According to the contract between the town and county, the county is required to give the town a six-month notice if there is a reduction in manpower. Paris said that the sheriff’s office did alert the town about staffing issues, but the town wasn’t informed until the fiscal year was nearly over.

“The contract does not allow them to provide three deputies, one paid for by the county and two paid for by the town,” Paris said. “This would be a reduction in manpower and substantial alteration to the agreement and require six months’ advance written notice. The town would have rejected this proposal and required that the costs be split 50-50, as it has been in all years prior to fiscal year 2017-18 and all subsequent years after fiscal year 2017-18.”

The money

Paris said the town suggested that instead of splitting the cost of four deputies, it would split the cost of three deputies with the county for that fiscal year.

The town calculated the cost of the three deputies at $200,364.78. Paris said the town would owe half that amount: $100,182.39.

Paris said the county did not agree to the compromise. The town ended up paying the county $101,483.

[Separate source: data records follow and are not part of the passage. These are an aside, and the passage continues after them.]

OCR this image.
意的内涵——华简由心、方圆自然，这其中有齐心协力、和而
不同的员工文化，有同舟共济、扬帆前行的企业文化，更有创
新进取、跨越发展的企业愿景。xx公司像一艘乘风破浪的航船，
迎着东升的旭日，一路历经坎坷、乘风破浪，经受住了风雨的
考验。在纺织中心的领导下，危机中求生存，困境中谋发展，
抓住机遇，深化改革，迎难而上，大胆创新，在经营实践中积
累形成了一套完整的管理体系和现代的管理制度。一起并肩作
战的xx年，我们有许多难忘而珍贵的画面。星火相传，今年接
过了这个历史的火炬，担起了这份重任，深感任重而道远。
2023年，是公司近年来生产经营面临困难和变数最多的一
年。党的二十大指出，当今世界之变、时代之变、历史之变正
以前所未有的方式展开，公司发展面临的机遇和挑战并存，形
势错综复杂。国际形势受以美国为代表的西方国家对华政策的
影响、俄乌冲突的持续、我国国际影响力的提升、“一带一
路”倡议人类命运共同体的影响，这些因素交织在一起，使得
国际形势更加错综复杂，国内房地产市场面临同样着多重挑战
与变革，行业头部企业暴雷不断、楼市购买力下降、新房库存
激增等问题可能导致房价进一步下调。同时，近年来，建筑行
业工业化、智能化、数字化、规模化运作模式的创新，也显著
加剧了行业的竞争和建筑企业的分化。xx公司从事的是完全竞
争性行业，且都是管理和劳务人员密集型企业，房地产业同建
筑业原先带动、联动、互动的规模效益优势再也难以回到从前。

“Cabarrus County argued that we should pay for vacancies because even though the vacancies existed in Midland, if there was an emergency call then an officer from Harrisburg or Mount Pleasant would respond,” he said. “Cabarrus County should have never billed the town for the vacancies. That is a bad practice, unsupported by the contract, and they need to write it off for what it is, a billing error. I have a fiduciary duty to citizens of Midland to only pay for services that are actually rendered to the town.”

After the town paid the $101,483, the county requested an additional $33,827.75. The town refused, and the county reduced the payment by 25% in June 2018, bringing the balance to $25,370.81.

A year later, the county reduced the payment again by 42% overall, leaving the final bill of $19,516.01.

The county told the Independent Tribune that the town had previously agreed to pay the $19,516.01.

Paris denied this, saying it would take a vote from the entire town council to approve the payment. No vote has ever been made.

The county has stated that it is open to discussing the payment with the town, but so far has been unable to come to any agreement.

Paris said that the town wanted to be clear that it took no issue with the Cabarrus County Sheriff’s Office, then or now.

“I want to be clear that the town of Midland supports Sheriff Van Shaw, Deputy Chief Bailey, and the men and women of the sheriff’s department,” Paris said. “Since 2018, Van Shaw and Chief Bailey have fixed the manpower issues. They have been outstanding as the new leadership of the sheriff’s department. The deputies that cover the town of Midland are top-notch, professional and hardworking.”

The Veterans and First Responders Memorial construction easement will be discussed at the county board of commissioner’s November work session.